Quando o jantar terminou, a família de Beca saiu caminhando a esmo pelas ruelas apinhadas de turistas. Paravam aqui e ali, compraram sorvetes e sentaram na praça por um tempo. Decidiram ir até a beira-mar para Beca ver a imensidão do céu no breu da noite. Era uma perfeita noite sem lua. A menina ouvia o ruído do mar e sentia um cheiro gostoso que não sabia dizer do que era. Seu pai lhe explicou que era a maresia, o cheiro do mar, e Beca repetiu algumas vezes a palavra para não esquecer. Maresia, maresia, maresia. Era mesmo encantador. Lentamente, os olhos de Beca foram se acostumando com a escuridão quase total, até que ela começou a distinguir os pequenos pontos luminosos. Parecia que brotavam do céu milhares de estrelas que ela jamais conseguira ver na cidade. Era um grande pano negro com furinhos brilhantes de diferentes tamanhos.

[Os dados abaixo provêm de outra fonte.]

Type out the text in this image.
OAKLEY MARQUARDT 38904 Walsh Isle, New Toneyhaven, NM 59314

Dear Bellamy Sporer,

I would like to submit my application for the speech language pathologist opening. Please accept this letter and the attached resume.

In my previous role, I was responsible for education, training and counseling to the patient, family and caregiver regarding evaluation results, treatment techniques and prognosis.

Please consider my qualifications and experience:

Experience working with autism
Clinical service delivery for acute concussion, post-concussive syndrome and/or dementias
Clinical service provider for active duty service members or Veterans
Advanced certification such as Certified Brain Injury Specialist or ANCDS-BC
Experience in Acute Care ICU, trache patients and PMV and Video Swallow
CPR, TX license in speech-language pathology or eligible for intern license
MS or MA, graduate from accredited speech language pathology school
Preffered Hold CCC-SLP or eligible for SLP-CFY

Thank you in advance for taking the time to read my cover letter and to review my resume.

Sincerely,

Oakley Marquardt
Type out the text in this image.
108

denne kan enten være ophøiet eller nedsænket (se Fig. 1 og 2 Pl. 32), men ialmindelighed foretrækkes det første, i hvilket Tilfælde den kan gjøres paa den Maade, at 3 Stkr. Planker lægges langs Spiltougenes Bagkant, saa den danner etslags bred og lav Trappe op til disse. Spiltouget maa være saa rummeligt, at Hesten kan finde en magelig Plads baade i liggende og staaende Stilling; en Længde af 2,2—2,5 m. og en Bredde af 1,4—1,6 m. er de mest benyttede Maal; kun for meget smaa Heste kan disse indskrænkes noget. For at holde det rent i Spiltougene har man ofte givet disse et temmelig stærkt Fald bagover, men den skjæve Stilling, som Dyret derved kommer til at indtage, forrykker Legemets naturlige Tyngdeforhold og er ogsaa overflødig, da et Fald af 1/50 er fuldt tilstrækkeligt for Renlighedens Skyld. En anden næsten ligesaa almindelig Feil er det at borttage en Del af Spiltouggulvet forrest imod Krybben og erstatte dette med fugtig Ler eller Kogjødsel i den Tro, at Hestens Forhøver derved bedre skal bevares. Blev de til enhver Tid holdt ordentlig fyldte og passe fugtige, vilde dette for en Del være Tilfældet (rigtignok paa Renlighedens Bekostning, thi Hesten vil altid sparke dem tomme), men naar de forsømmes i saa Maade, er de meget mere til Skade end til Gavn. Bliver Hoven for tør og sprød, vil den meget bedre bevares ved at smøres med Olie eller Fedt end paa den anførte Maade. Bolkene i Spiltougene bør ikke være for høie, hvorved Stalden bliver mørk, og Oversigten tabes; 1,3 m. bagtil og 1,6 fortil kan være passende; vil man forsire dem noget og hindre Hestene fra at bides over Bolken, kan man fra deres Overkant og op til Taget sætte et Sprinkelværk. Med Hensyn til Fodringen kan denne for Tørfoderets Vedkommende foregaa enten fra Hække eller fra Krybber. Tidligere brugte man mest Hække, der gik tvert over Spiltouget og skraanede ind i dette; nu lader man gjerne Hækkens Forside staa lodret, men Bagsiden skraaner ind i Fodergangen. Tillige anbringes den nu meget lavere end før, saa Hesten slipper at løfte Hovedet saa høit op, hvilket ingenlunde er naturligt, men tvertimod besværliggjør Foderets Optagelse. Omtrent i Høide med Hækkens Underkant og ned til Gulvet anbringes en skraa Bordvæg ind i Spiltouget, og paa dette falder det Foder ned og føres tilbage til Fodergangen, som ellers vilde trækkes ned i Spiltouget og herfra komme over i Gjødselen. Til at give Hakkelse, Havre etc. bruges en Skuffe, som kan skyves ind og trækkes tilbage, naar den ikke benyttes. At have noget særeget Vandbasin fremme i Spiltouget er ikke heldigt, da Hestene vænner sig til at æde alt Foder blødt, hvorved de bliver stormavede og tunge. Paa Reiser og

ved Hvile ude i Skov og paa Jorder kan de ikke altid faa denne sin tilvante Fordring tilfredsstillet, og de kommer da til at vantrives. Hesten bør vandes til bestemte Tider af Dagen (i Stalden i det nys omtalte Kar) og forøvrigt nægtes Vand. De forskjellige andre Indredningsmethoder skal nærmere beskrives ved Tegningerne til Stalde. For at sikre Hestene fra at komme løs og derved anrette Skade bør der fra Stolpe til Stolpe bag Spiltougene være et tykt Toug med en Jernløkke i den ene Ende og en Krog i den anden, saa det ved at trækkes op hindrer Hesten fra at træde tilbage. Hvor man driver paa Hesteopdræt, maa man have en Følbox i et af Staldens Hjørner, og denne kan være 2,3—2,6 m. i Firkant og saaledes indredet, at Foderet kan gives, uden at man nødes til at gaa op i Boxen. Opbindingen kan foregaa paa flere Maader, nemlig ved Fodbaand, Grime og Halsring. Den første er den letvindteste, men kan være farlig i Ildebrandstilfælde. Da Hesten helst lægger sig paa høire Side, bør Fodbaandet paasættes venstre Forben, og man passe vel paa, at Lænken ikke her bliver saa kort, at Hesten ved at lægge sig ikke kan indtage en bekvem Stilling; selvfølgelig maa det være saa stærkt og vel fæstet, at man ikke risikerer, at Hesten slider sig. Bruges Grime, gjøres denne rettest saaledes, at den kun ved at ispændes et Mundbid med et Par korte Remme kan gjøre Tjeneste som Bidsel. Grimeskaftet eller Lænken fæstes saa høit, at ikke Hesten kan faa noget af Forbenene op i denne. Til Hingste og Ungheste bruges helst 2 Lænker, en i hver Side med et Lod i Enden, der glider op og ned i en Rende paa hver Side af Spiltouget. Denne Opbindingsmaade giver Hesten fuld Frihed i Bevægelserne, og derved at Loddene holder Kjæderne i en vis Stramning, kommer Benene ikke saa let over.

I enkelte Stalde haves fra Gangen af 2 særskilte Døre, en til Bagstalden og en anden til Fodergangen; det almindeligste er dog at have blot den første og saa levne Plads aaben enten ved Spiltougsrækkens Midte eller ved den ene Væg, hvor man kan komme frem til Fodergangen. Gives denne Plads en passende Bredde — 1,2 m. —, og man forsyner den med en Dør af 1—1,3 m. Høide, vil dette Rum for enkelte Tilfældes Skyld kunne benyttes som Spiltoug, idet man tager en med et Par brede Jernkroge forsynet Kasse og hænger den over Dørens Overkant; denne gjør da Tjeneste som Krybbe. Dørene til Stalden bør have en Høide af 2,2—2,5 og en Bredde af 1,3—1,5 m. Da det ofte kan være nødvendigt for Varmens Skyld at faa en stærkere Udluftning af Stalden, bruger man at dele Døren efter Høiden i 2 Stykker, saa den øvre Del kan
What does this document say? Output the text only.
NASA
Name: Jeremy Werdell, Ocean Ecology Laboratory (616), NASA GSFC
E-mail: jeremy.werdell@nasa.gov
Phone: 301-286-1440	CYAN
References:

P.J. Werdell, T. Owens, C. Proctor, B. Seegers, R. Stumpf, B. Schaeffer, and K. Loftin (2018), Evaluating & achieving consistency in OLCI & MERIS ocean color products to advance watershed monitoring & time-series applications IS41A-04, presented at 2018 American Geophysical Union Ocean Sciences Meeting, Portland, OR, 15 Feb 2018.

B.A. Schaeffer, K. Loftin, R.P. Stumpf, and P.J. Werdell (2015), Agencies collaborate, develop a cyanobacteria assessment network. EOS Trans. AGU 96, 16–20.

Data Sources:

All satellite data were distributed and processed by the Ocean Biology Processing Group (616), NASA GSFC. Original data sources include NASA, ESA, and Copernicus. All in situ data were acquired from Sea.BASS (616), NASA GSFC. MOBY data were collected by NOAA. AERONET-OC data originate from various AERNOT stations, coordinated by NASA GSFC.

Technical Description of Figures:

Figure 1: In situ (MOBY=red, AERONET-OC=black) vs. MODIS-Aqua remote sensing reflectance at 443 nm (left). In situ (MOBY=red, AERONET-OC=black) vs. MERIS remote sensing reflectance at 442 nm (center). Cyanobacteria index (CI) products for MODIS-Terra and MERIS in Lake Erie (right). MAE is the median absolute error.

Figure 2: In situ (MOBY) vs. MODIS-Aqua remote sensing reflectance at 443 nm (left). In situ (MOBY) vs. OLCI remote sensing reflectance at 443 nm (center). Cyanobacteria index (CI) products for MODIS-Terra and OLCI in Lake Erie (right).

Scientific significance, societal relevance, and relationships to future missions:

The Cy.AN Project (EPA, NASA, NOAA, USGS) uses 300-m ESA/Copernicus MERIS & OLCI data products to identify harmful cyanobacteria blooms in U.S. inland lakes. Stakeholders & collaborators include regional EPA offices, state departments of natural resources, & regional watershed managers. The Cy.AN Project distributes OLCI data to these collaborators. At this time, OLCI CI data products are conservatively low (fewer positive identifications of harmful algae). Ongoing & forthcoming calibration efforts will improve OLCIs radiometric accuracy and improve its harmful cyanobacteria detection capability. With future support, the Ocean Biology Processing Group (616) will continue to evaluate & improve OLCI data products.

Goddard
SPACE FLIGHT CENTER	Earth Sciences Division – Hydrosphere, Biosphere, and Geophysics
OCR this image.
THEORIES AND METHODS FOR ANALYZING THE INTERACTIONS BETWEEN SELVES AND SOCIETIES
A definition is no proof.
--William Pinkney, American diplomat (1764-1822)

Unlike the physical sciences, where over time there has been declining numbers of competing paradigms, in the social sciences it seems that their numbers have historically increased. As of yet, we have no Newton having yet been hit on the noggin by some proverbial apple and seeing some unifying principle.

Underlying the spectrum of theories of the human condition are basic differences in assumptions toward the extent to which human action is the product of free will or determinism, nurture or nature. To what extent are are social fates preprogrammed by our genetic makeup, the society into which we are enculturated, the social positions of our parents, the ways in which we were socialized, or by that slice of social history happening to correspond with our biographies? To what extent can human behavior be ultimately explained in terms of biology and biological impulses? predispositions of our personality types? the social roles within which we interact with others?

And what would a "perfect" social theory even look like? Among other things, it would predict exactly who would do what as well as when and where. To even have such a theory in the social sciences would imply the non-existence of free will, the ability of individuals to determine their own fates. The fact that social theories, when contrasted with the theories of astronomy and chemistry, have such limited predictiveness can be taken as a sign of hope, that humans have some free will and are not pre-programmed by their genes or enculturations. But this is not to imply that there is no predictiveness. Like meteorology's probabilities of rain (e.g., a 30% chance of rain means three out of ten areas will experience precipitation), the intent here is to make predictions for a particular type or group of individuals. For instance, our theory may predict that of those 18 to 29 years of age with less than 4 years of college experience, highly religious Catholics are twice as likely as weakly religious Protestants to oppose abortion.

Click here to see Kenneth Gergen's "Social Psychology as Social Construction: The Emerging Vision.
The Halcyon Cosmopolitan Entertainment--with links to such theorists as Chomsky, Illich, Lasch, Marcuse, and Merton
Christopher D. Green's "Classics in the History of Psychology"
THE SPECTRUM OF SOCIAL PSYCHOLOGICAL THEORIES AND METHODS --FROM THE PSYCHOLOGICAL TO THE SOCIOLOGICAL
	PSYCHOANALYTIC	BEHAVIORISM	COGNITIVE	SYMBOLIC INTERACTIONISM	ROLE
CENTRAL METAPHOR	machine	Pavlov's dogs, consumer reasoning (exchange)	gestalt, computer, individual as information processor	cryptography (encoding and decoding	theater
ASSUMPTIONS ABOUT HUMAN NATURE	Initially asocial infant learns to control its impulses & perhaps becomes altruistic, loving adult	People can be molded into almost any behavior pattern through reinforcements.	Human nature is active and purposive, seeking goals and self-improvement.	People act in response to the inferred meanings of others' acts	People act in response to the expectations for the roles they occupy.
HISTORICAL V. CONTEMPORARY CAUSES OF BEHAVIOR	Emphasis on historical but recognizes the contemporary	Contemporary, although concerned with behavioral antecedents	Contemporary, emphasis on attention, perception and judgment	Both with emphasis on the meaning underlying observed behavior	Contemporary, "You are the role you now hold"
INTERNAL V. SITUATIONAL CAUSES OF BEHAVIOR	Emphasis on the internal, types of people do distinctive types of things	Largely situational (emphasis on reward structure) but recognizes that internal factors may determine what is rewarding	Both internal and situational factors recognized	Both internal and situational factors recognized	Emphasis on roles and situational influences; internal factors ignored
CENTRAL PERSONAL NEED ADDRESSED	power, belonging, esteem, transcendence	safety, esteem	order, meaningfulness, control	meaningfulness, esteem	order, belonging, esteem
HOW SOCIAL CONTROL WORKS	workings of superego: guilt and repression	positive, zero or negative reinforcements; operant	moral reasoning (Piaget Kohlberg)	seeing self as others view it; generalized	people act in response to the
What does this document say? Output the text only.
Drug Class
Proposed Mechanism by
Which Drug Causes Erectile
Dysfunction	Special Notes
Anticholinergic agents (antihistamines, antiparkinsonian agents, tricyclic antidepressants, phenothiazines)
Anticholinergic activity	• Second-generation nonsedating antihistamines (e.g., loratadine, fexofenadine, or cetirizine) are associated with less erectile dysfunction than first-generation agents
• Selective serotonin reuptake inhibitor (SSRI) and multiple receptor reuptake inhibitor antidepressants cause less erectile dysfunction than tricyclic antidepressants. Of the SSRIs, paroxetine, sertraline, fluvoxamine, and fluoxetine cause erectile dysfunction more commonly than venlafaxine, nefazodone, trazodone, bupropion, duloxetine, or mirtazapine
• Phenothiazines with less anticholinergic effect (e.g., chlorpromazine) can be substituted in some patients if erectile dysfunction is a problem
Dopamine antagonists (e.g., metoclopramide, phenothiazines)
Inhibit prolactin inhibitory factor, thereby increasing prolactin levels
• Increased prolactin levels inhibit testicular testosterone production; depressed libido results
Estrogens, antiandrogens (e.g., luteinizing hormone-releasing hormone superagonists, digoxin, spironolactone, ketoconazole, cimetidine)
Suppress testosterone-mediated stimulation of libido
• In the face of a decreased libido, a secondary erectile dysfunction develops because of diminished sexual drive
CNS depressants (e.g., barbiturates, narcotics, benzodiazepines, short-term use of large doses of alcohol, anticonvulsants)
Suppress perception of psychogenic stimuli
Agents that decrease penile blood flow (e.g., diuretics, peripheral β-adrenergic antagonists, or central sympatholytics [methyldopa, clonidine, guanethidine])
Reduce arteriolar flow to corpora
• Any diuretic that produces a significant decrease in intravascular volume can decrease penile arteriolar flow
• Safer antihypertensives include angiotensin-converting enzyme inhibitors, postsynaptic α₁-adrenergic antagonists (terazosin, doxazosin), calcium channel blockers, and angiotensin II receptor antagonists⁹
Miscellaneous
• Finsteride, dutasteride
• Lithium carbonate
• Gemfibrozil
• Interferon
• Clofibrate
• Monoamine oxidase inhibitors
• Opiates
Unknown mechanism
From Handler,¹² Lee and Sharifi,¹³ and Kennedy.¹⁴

As estrelas piscavam para ela, e Beca sorria de volta para as estrelas.

O pai se agachou ao lado dela com o braço esticado e começou a apontar.

– Aquela é Sírius, a estrela mais brilhante do céu.

– E acima dela – ele moveu o braço na diagonal para cima – está Prócion, e depois Marte.

– Uau! – Beca adorou ver Marte. O planeta brilhava mais do que as outras luzes.

– E aquela é a Estrela do Sul – ele girou o corpo com o braço colado no rosto da menina, como se o seu braço fosse uma mira.

– Ela nunca se move – continuou –, e os navegadores podem usá-la como guia para não se perderem na escuridão.

Beca adorou a noite. Ficou boquiaberta com a quantidade de estrelas. O pai ainda apresentou para ela o Cruzeiro do Sul, a via Láctea – que era bastante visível na noite sem lua–, as Três Marias do cinturão de Órion. A mãe de Beca riu e alertou para que tomassem cuidado ou ficariam cheios de verrugas nos dedos. O pai explicou para a menina que apontando para uma estrela você ganhava uma verruga nos dedos, dizia uma antiga lenda. Beca imediatamente abaixou o braço escondendo-o atrás do corpo, e os três riram muito.

O djinn assistia satisfeito. Ele gostava desses momentos de integração da família, era sempre uma experiência reveladora. Ele ouvia os corações que só repercutiam coisas boas. O djinn também olhou as estrelas, mas subiu bem alto. De lá, pode ver todas as constelações no céu, a imensidão do escuro do mar, a grande faixa de areia que terminava nas dunas e o salpicar das luzes na terra. Era como um segundo céu criado pelo próprio homem.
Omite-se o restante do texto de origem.